Teaming again with Al Mitchell of Toronto-based Post Producers Digital, Wiegand says they will be working in a purely digital environment, using an Avid system for all post to online on both nights. He says it’s allowing them to do some things they haven’t in the past, and relieving the burden caused by the sheer volume of visuals used in a show.

Wiegand, who has produced the non-broadcast nights for the last three years, is abetted by coproducer/writer Karl Pruner, who is in charge of writing co-ordination. Sound and music production is once again being handled by musical director Steve Raiman.

Night two will be a very different show than we’ve seen in the past, according to Wiegand, who describes the spin as ‘a light-hearted industry roast approach.’ A nod to the golden age of tv is one of the ‘light and loose threads carried through the show’ in the ‘is it any different now, are we going in the right direction?’ vein, before an audience responsible for its evolution. ‘That sounds like a heavy theme,’ says Wiegand, chuckling, ‘but let’s deliver it through the eyes of (host) Pat McKenna, who’s an outstanding stand-up comedian.’

Wiegand promises striking sets for both shows.

For the Gemini finale, writer/ producer Bodolai wants to return to more of the Live and Dangerous feel of the show two years ago.

Given the uncertainty of the broadcast climate last year, Bodolai leaned towards a kinder, gentler, comforting, big institutional blankie sort of theme, whereas this year, with the emerging new shows engendering more industry confidence, and a feeling of regeneration rather than cancellation, Bodolai wants to stir up a fun, painterly, lively feel using a ‘broader, brighter palette of color and energy.’

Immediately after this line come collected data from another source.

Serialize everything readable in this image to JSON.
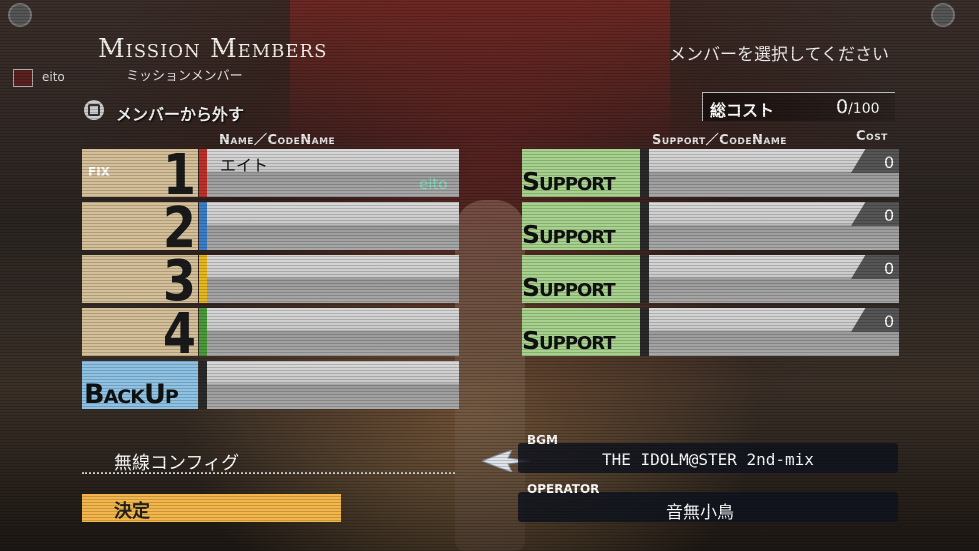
{
  "title": {
    "en": "Mission Members",
    "jp": "ミッションメンバー"
  },
  "instruction": "メンバーを選択してください",
  "player": {
    "name": "eito"
  },
  "remove_action": {
    "label": "メンバーから外す",
    "button_icon": "square-button-icon"
  },
  "total_cost": {
    "label": "総コスト",
    "value": "0",
    "max": "/100"
  },
  "headers": {
    "members": "Name／CodeName",
    "support": "Support／CodeName",
    "cost": "Cost"
  },
  "members": [
    {
      "slot": "1",
      "fix": "FIX",
      "name": "エイト",
      "codename": "eito",
      "stripe_color": "#c0302a"
    },
    {
      "slot": "2",
      "fix": "",
      "name": "",
      "codename": "",
      "stripe_color": "#3a7ec8"
    },
    {
      "slot": "3",
      "fix": "",
      "name": "",
      "codename": "",
      "stripe_color": "#e6b820"
    },
    {
      "slot": "4",
      "fix": "",
      "name": "",
      "codename": "",
      "stripe_color": "#4a9a3a"
    }
  ],
  "backup": {
    "label": "BackUp",
    "name": ""
  },
  "supports": [
    {
      "label": "Support",
      "name": "",
      "cost": "0"
    },
    {
      "label": "Support",
      "name": "",
      "cost": "0"
    },
    {
      "label": "Support",
      "name": "",
      "cost": "0"
    },
    {
      "label": "Support",
      "name": "",
      "cost": "0"
    }
  ],
  "menu": {
    "config": "無線コンフィグ",
    "confirm": "決定"
  },
  "bgm": {
    "label": "BGM",
    "value": "THE IDOLM@STER 2nd-mix"
  },
  "operator": {
    "label": "OPERATOR",
    "value": "音無小鳥"
  },
  "colors": {
    "fix_slot": "#d4bf98",
    "backup": "#8ec2e4",
    "support": "#a6d28e",
    "confirm": "#f3b64a"
  }
}
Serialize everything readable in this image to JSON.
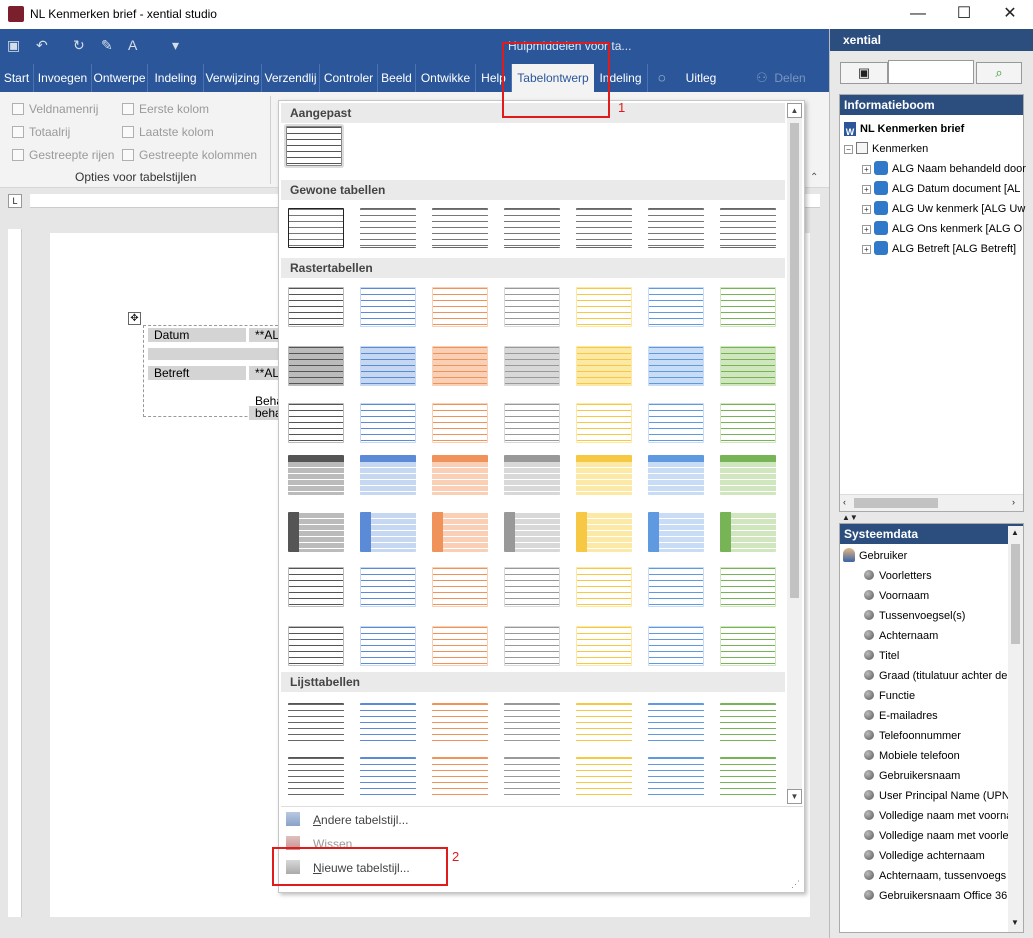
{
  "window": {
    "title": "NL Kenmerken brief - xential studio",
    "min": "—",
    "max": "☐",
    "close": "✕"
  },
  "qat": {
    "context_label": "Hulpmiddelen voor ta..."
  },
  "tabs": [
    {
      "label": "Start"
    },
    {
      "label": "Invoegen"
    },
    {
      "label": "Ontwerpe"
    },
    {
      "label": "Indeling"
    },
    {
      "label": "Verwijzing"
    },
    {
      "label": "Verzendlij"
    },
    {
      "label": "Controler"
    },
    {
      "label": "Beeld"
    },
    {
      "label": "Ontwikke"
    },
    {
      "label": "Help"
    },
    {
      "label": "Tabelontwerp"
    },
    {
      "label": "Indeling"
    },
    {
      "label": "Uitleg"
    },
    {
      "label": "Delen"
    }
  ],
  "ribbon": {
    "options": [
      "Veldnamenrij",
      "Eerste kolom",
      "Totaalrij",
      "Laatste kolom",
      "Gestreepte rijen",
      "Gestreepte kolommen"
    ],
    "group_label": "Opties voor tabelstijlen"
  },
  "doc": {
    "cells": [
      "Datum",
      "**AL",
      "Betreft",
      "**AL",
      "Beha",
      "beha"
    ]
  },
  "gallery": {
    "sections": [
      "Aangepast",
      "Gewone tabellen",
      "Rastertabellen",
      "Lijsttabellen"
    ],
    "menu": {
      "other": "Andere tabelstijl...",
      "other_u": "A",
      "clear": "Wissen",
      "new": "Nieuwe tabelstijl...",
      "new_u": "N"
    }
  },
  "annotations": {
    "one": "1",
    "two": "2"
  },
  "pane": {
    "title": "xential",
    "info_title": "Informatieboom",
    "tree_root": "NL Kenmerken brief",
    "tree_group": "Kenmerken",
    "tree_items": [
      "ALG Naam behandeld door",
      "ALG Datum document [AL",
      "ALG Uw kenmerk [ALG Uw",
      "ALG Ons kenmerk [ALG O",
      "ALG Betreft [ALG Betreft]"
    ],
    "sys_title": "Systeemdata",
    "sys_root": "Gebruiker",
    "sys_items": [
      "Voorletters",
      "Voornaam",
      "Tussenvoegsel(s)",
      "Achternaam",
      "Titel",
      "Graad (titulatuur achter de",
      "Functie",
      "E-mailadres",
      "Telefoonnummer",
      "Mobiele telefoon",
      "Gebruikersnaam",
      "User Principal Name (UPN)",
      "Volledige naam met voorna",
      "Volledige naam met voorle",
      "Volledige achternaam",
      "Achternaam, tussenvoegs",
      "Gebruikersnaam Office 36"
    ]
  },
  "colors": {
    "accent": "#2b579a",
    "pane_header": "#2b4e7e",
    "highlight": "#e01b1b"
  }
}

David Rosen is coproducer and Michael Watt is director. Both recently did the Genie Awards. Cameron Porteous of Shaw Festival fame is the designer, and once again co-musical directors Doug Wilde and Matt Zimbel will strum their stuff in a new rendition of The House band.

The writing team also includes Gemini alumnae – David Kitching and stand-up comics Mark Farrell and Lawrence Morgenstern.